Was ist, wenn ich meine Arme oder meinen Bauch kaschieren möchte?

Es gibt viele Möglichkeiten! Für die Arme eignen sich beispielsweise A-Linien-Kleider mit den richtigen Ärmelformen wie sanfte Glockenärmel oder auch ein Bolero/Jäckchen. Für den Bauchbereich sind Empire-Kleider oder A-Linien-Schnitte mit fließenden Stoffen sehr vorteilhaft. Auch Details wie strategisch platzierte Stickereien oder Raffungen können den Fokus von bestimmten Bereichen ablenken.

Sind bestimmte Farben besser für bestimmte Figurtypen geeignet?

Die Farbe des Brautkleides hat in erster Linie weniger mit dem Figurtyp zu tun, sondern eher mit deinem persönlichen Stil und dem Gesamtthema der Hochzeit. Klassisches Weiß, Elfenbein oder Champagner passen zu den meisten Hauttönen und Figurtypen. Wenn du dich für eine farbige Variante entscheidest, ist es eher eine Frage des persönlichen Geschmacks und des gewünschten Effekts.

Wie wichtig ist die Hochzeitslocation für die Wahl des Brautkleides?

Die Location spielt eine nicht zu unterschätzende Rolle. Ein sehr schweres, opulent besticktes Ballkleid mag auf einer rustikalen Scheunenhochzeit deplatziert wirken, während ein leichtes, fließendes Chiffonkleid in einer prunkvollen Kathedrale vielleicht nicht den gewünschten Wow-Effekt erzielt. Der Stil und die Umgebung der Location sollten sich im Brautkleid widerspiegeln, um ein stimmiges Gesamtbild zu schaffen.

Kann ich auch als sehr kleine Braut ein Ballkleid tragen?

Ja, auch kleine Bräute können Ballkleider tragen! Hier ist es wichtig, auf Proportionen zu achten. Ein übermäßig voluminöser Rock kann dich optisch „verschlucken“. Wähle daher ein Modell, bei dem der Rock nicht zu breit ausgestellt ist, oder achte auf eine Betonung der Taille, die deine Figur streckt. Eine hoch angesetzte Taille (wie bei der Empire-Linie) kann ebenfalls Wunder wirken, um dich größer erscheinen zu lassen.

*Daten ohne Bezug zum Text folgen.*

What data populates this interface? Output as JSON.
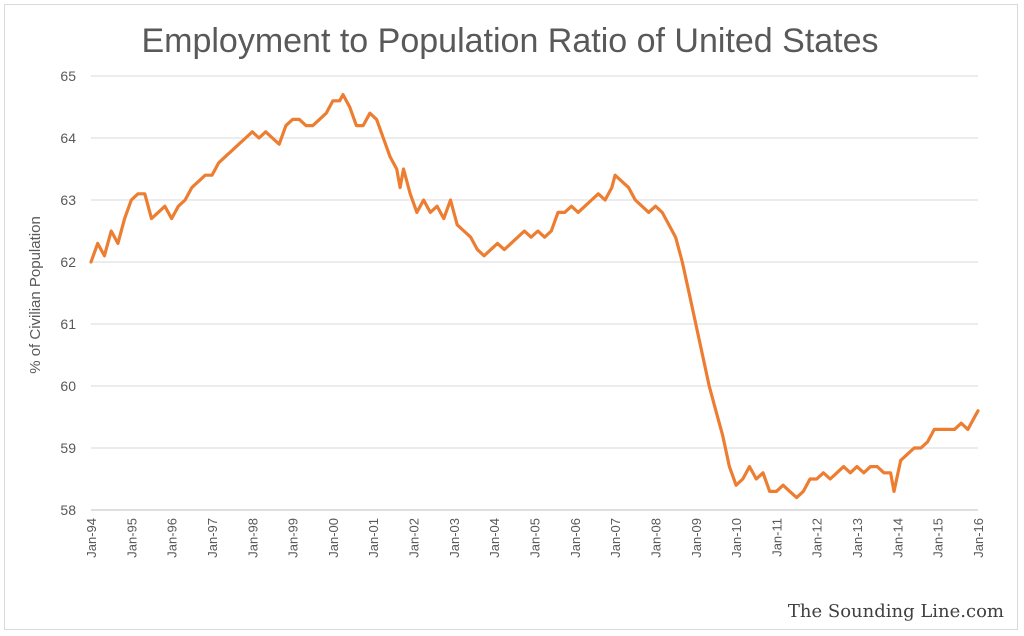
{
  "chart_data": {
    "type": "line",
    "title": "Employment to Population Ratio of United States",
    "xlabel": "",
    "ylabel": "% of Civilian Population",
    "ylim": [
      58,
      65
    ],
    "yticks": [
      "58",
      "59",
      "60",
      "61",
      "62",
      "63",
      "64",
      "65"
    ],
    "xticks": [
      "Jan-94",
      "Jan-95",
      "Jan-96",
      "Jan-97",
      "Jan-98",
      "Jan-99",
      "Jan-00",
      "Jan-01",
      "Jan-02",
      "Jan-03",
      "Jan-04",
      "Jan-05",
      "Jan-06",
      "Jan-07",
      "Jan-08",
      "Jan-09",
      "Jan-10",
      "Jan-11",
      "Jan-12",
      "Jan-13",
      "Jan-14",
      "Jan-15",
      "Jan-16"
    ],
    "grid": "horizontal",
    "legend": "none",
    "series": [
      {
        "color": "#ed7d31",
        "points": [
          [
            "1994-01",
            62.0
          ],
          [
            "1994-03",
            62.3
          ],
          [
            "1994-05",
            62.1
          ],
          [
            "1994-07",
            62.5
          ],
          [
            "1994-09",
            62.3
          ],
          [
            "1994-11",
            62.7
          ],
          [
            "1995-01",
            63.0
          ],
          [
            "1995-03",
            63.1
          ],
          [
            "1995-05",
            63.1
          ],
          [
            "1995-07",
            62.7
          ],
          [
            "1995-09",
            62.8
          ],
          [
            "1995-11",
            62.9
          ],
          [
            "1996-01",
            62.7
          ],
          [
            "1996-03",
            62.9
          ],
          [
            "1996-05",
            63.0
          ],
          [
            "1996-07",
            63.2
          ],
          [
            "1996-09",
            63.3
          ],
          [
            "1996-11",
            63.4
          ],
          [
            "1997-01",
            63.4
          ],
          [
            "1997-03",
            63.6
          ],
          [
            "1997-05",
            63.7
          ],
          [
            "1997-07",
            63.8
          ],
          [
            "1997-09",
            63.9
          ],
          [
            "1997-11",
            64.0
          ],
          [
            "1998-01",
            64.1
          ],
          [
            "1998-03",
            64.0
          ],
          [
            "1998-05",
            64.1
          ],
          [
            "1998-07",
            64.0
          ],
          [
            "1998-09",
            63.9
          ],
          [
            "1998-11",
            64.2
          ],
          [
            "1999-01",
            64.3
          ],
          [
            "1999-03",
            64.3
          ],
          [
            "1999-05",
            64.2
          ],
          [
            "1999-07",
            64.2
          ],
          [
            "1999-09",
            64.3
          ],
          [
            "1999-11",
            64.4
          ],
          [
            "2000-01",
            64.6
          ],
          [
            "2000-03",
            64.6
          ],
          [
            "2000-04",
            64.7
          ],
          [
            "2000-06",
            64.5
          ],
          [
            "2000-08",
            64.2
          ],
          [
            "2000-10",
            64.2
          ],
          [
            "2000-12",
            64.4
          ],
          [
            "2001-02",
            64.3
          ],
          [
            "2001-04",
            64.0
          ],
          [
            "2001-06",
            63.7
          ],
          [
            "2001-08",
            63.5
          ],
          [
            "2001-09",
            63.2
          ],
          [
            "2001-10",
            63.5
          ],
          [
            "2001-12",
            63.1
          ],
          [
            "2002-02",
            62.8
          ],
          [
            "2002-04",
            63.0
          ],
          [
            "2002-06",
            62.8
          ],
          [
            "2002-08",
            62.9
          ],
          [
            "2002-10",
            62.7
          ],
          [
            "2002-12",
            63.0
          ],
          [
            "2003-02",
            62.6
          ],
          [
            "2003-04",
            62.5
          ],
          [
            "2003-06",
            62.4
          ],
          [
            "2003-08",
            62.2
          ],
          [
            "2003-10",
            62.1
          ],
          [
            "2003-12",
            62.2
          ],
          [
            "2004-02",
            62.3
          ],
          [
            "2004-04",
            62.2
          ],
          [
            "2004-06",
            62.3
          ],
          [
            "2004-08",
            62.4
          ],
          [
            "2004-10",
            62.5
          ],
          [
            "2004-12",
            62.4
          ],
          [
            "2005-02",
            62.5
          ],
          [
            "2005-04",
            62.4
          ],
          [
            "2005-06",
            62.5
          ],
          [
            "2005-08",
            62.8
          ],
          [
            "2005-10",
            62.8
          ],
          [
            "2005-12",
            62.9
          ],
          [
            "2006-02",
            62.8
          ],
          [
            "2006-04",
            62.9
          ],
          [
            "2006-06",
            63.0
          ],
          [
            "2006-08",
            63.1
          ],
          [
            "2006-10",
            63.0
          ],
          [
            "2006-12",
            63.2
          ],
          [
            "2007-01",
            63.4
          ],
          [
            "2007-03",
            63.3
          ],
          [
            "2007-05",
            63.2
          ],
          [
            "2007-07",
            63.0
          ],
          [
            "2007-09",
            62.9
          ],
          [
            "2007-11",
            62.8
          ],
          [
            "2008-01",
            62.9
          ],
          [
            "2008-03",
            62.8
          ],
          [
            "2008-05",
            62.6
          ],
          [
            "2008-07",
            62.4
          ],
          [
            "2008-09",
            62.0
          ],
          [
            "2008-11",
            61.5
          ],
          [
            "2009-01",
            61.0
          ],
          [
            "2009-03",
            60.5
          ],
          [
            "2009-05",
            60.0
          ],
          [
            "2009-07",
            59.6
          ],
          [
            "2009-09",
            59.2
          ],
          [
            "2009-11",
            58.7
          ],
          [
            "2010-01",
            58.4
          ],
          [
            "2010-03",
            58.5
          ],
          [
            "2010-05",
            58.7
          ],
          [
            "2010-07",
            58.5
          ],
          [
            "2010-09",
            58.6
          ],
          [
            "2010-11",
            58.3
          ],
          [
            "2011-01",
            58.3
          ],
          [
            "2011-03",
            58.4
          ],
          [
            "2011-05",
            58.3
          ],
          [
            "2011-07",
            58.2
          ],
          [
            "2011-09",
            58.3
          ],
          [
            "2011-11",
            58.5
          ],
          [
            "2012-01",
            58.5
          ],
          [
            "2012-03",
            58.6
          ],
          [
            "2012-05",
            58.5
          ],
          [
            "2012-07",
            58.6
          ],
          [
            "2012-09",
            58.7
          ],
          [
            "2012-11",
            58.6
          ],
          [
            "2013-01",
            58.7
          ],
          [
            "2013-03",
            58.6
          ],
          [
            "2013-05",
            58.7
          ],
          [
            "2013-07",
            58.7
          ],
          [
            "2013-09",
            58.6
          ],
          [
            "2013-11",
            58.6
          ],
          [
            "2013-12",
            58.3
          ],
          [
            "2014-02",
            58.8
          ],
          [
            "2014-04",
            58.9
          ],
          [
            "2014-06",
            59.0
          ],
          [
            "2014-08",
            59.0
          ],
          [
            "2014-10",
            59.1
          ],
          [
            "2014-12",
            59.3
          ],
          [
            "2015-02",
            59.3
          ],
          [
            "2015-04",
            59.3
          ],
          [
            "2015-06",
            59.3
          ],
          [
            "2015-08",
            59.4
          ],
          [
            "2015-10",
            59.3
          ],
          [
            "2015-12",
            59.5
          ],
          [
            "2016-01",
            59.6
          ]
        ]
      }
    ]
  },
  "watermark": "The Sounding Line.com",
  "colors": {
    "line": "#ed7d31",
    "grid": "#d9d9d9",
    "text": "#595959"
  }
}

Was ist der Unterschied zwischen A-Linie und Fit-and-Flare?

Beide Silhouetten sind in gewisser Weise verwandt, unterscheiden sich aber im Grad der Ausweitung des Rocks. Ein A-Linien-Kleid wird von der Taille aus sanft weiter und bildet eine klare „A“-Form. Es ist oft eher schlicht und elegant. Ein Fit-and-Flare-Kleid liegt zunächst enger am Körper an (oft bis zur Mitte des Oberschenkels oder zum Knie) und weitet sich dann deutlicher aus. Es betont oft mehr die Hüften und wird daher auch manchmal als eine Art „moderne Meerjungfrau“ bezeichnet, da die Ausweitung später beginnt als bei der klassischen Meerjungfrau.